Reginald (Matt Jones) struggles to communicate with Cassy,
the runaway drug addict (Jayne Deely) his father has brought
home with him from Houston (Photo by: Mark Kitaoka)

Certain similarities to Aeschylus's tragedy are obvious. Jaffy is the wandering father, returning home with a mysterious woman. Cassy is a Cassandra-like figure, able to foresee events that no one wants to believe. Reginald, like Orestes, is asked to help kill his father.

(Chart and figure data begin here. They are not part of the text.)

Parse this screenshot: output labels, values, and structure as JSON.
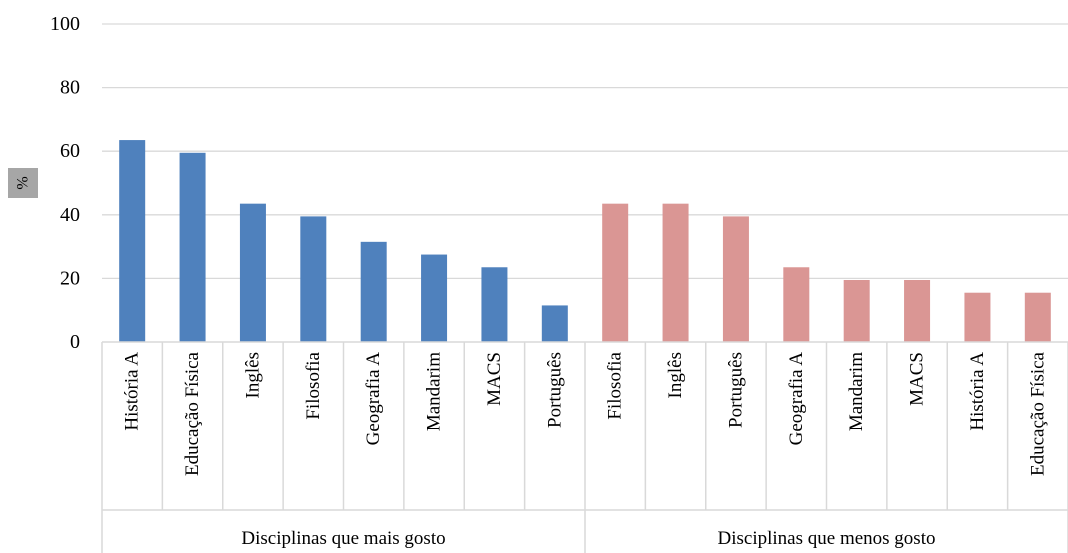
{
  "chart_data": {
    "type": "bar",
    "ylabel": "%",
    "ylim": [
      0,
      100
    ],
    "yticks": [
      0,
      20,
      40,
      60,
      80,
      100
    ],
    "grid": true,
    "groups": [
      {
        "name": "Disciplinas que mais gosto",
        "color": "#4f81bd",
        "categories": [
          "História A",
          "Educação Física",
          "Inglês",
          "Filosofia",
          "Geografia A",
          "Mandarim",
          "MACS",
          "Português"
        ],
        "values": [
          63.5,
          59.5,
          43.5,
          39.5,
          31.5,
          27.5,
          23.5,
          11.5
        ]
      },
      {
        "name": "Disciplinas que menos gosto",
        "color": "#da9694",
        "categories": [
          "Filosofia",
          "Inglês",
          "Português",
          "Geografia A",
          "Mandarim",
          "MACS",
          "História A",
          "Educação Física"
        ],
        "values": [
          43.5,
          43.5,
          39.5,
          23.5,
          19.5,
          19.5,
          15.5,
          15.5
        ]
      }
    ]
  }
}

But by eliminating the sexual tension resulting from the lover's triangle of Agamemnon, Clytemnestra and her lover, Aegisthus, Dietz has left Clementine without much motive to kill her husband -- until Cassy reveals that Jaffy was responsible for the death of their daughter Iffy (Iphigenia) as the flood waters crept higher and higher.

In that critical moment, Jaffy asked his daughter to hand him his horn but, a moment later when he turned around, she had disappeared into the water raging inside their house. No amount of guilt can bring Iffy back to life and, as far as Clementine is concerned, a twitching white junkie is hardly an adequate substitute for her dead daughter.

Directed by Leah C. Gardiner with music by Justin Ellington, Clementine in the Lower 9 has a strong first act which leaves the audience wanting more. The play's second act, however, loses momentum despite a poignant scene in which Clementine explains why she can no longer go back to nursing.

Clementine (Laiona Michelle is reunited with her husband (Jack Koenig) in
Clementine in the Lower 9 (Photo by: Tracy Martin)

There's no doubt that the physical and emotional wreckage left in the wake of Hurricane Katrina has taken its toll on the characters in Dietz's play. Unfortunately, there were very few moments in which I was either gripped by the dramatic situation or particularly moved by Dietz's writing. Like its characters, Clementine in the Lower 9 is a play that has a bad case of the blues.